An Brasiliens Unabhängigkeitstag werden Millionen Brasilianer für bessere Bildung und gegen die Sparmaßnahmen der Regierung demonstrieren. Adveniat-Projektpartner wie das Jugendzentrum „Turma do Flau“  fordern Investitionen für gerechte Bildungschancen.

„Wenn die Regierung nicht in Bildung investiert, hat Brasilien keine Zukunft.“ Davon ist die 11-jährige Izadora überzeugt. Izadora wohnt in Brasília Teimosa, der ältesten Favela Recifes. Dort besucht sie das vom Lateinamerika-Hilfswerk Adveniat unterstütze Jugendzentrum „Turma do Flau“, das gefährdeten Kindern und Jugendlichen mit Freizeitangeboten und Verpflegung als Ort der Zuflucht dient. Das Viertel grenzt direkt an Boa Viagem, Recifes größten und beliebtesten Strand, an dem die Touristen Sonne und Meer genießen, während die Bewohner unter Armut und dem miserablen Bildungssystem leiden.

Massen-Demonstrationen für bessere Bildung

Nach den Bildungs-Tsunami-Protesten am 13. August mit landesweit 1,5 Millionen Demonstranten haben Schüler, Studenten und Gewerkschaften für den 7. September einen Trauertag ausgerufen. Sie werden in schwarz auf die Straße gehen, um die Kürzungen im Bildungssektor zu betrauern. Die Regierung hat angekündigt, allein 78 Millionen Euro bei den Grundschullehrbücher einzusparen. Die Bundesmittel für öffentliche Universitäten sollen um jährlich 30 Prozent gekürzt werden. Bildung soll vor allem jenen vorbehalten sein, die dafür bezahlen können. Die arme Bevölkerung geht leer aus.
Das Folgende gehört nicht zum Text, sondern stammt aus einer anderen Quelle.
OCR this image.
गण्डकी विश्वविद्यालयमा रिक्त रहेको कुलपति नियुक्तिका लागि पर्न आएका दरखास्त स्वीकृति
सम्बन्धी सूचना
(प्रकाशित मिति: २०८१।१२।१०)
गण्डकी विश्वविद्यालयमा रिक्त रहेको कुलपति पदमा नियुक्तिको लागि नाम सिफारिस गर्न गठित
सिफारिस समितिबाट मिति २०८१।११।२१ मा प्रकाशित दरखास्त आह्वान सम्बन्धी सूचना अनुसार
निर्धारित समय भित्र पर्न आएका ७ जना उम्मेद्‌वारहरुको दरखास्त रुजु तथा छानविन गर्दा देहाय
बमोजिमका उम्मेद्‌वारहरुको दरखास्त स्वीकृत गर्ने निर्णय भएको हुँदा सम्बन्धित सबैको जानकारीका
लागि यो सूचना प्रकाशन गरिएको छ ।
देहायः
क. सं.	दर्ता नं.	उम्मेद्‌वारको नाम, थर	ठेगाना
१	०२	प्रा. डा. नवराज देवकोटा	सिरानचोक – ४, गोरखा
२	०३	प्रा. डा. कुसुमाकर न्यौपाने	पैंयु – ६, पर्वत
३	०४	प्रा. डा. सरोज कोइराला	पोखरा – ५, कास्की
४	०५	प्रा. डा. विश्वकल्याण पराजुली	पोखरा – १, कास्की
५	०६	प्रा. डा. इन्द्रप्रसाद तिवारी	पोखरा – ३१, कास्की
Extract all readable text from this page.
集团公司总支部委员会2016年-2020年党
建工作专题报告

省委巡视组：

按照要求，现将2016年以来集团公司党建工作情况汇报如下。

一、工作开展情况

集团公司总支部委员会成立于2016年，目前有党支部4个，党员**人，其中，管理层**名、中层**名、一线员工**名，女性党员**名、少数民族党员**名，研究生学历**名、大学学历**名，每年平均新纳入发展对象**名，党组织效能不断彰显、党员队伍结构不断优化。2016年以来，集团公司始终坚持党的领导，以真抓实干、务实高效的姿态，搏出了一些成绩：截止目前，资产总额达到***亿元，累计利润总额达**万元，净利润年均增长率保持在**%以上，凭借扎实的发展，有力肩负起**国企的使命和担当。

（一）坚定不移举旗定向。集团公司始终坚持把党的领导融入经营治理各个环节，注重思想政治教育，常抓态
Bild von früheren Protesten für mehr Investitionen in Bildung in Brasilien

Bild von früheren Protesten für mehr Investitionen in Bildung in Brasilien. Foto: Semilla Luz, Flickr CC

Schwester Aurieta leitet das Jugendzentrum „Turma do Flau“ in Recife. Auch sie demonstriert für gerechte Bildungschancen – mit den Kindern und Jugendlichen aus ihrer Einrichtung: „Wir kämpfen für Bildung und für eine Verringerung des Analphabetismus, den wir hier erleben. In Brasilien fehlt es an Investitionen und Plänen, um die Qualität der Schulen zu verbessern.“ Problematisch sei dies vor allem für die Kinder aus finanziell schwachen Familien, deren Überlebenskampf Schwester Aurieta durch ihre tägliche Pastoralarbeit bestens kennt. Für diese jungen Menschen sei eine gute Ausbildung die einzige Alternative „um das nötige Geld nicht im Drogengeschäft zu suchen“. 

Für die Bildungsarbeit in Lateinamerika.

Unabhängigkeitstag als Tag des Protests

An diesem Samstag, dem Tag der Unabhängigkeit Brasiliens, wird zum 25. Mal der „Schrei der Ausgeschlossenen“ erklingen. Bei dem Protestmarsch „Grito dos Excluídos“, der seinen Ursprung in der katholischen Kirche hat, gehen die Menschen für soziale Gerechtigkeit auf die Straße und prangern Wirtschaftsverbrechen wie den Dammbruch in Brumadinho an. Sie kritisieren zudem die Zerstörung des Amazonasgebietes, da die Regierung dort wirtschaftliche Interessen über ökologische Notwendigkeiten stellt. Alle Demonstrationen machen die Regierung von Präsident Jair Bolsonaro für die wachsende Ungleichheit im Land verantwortlich.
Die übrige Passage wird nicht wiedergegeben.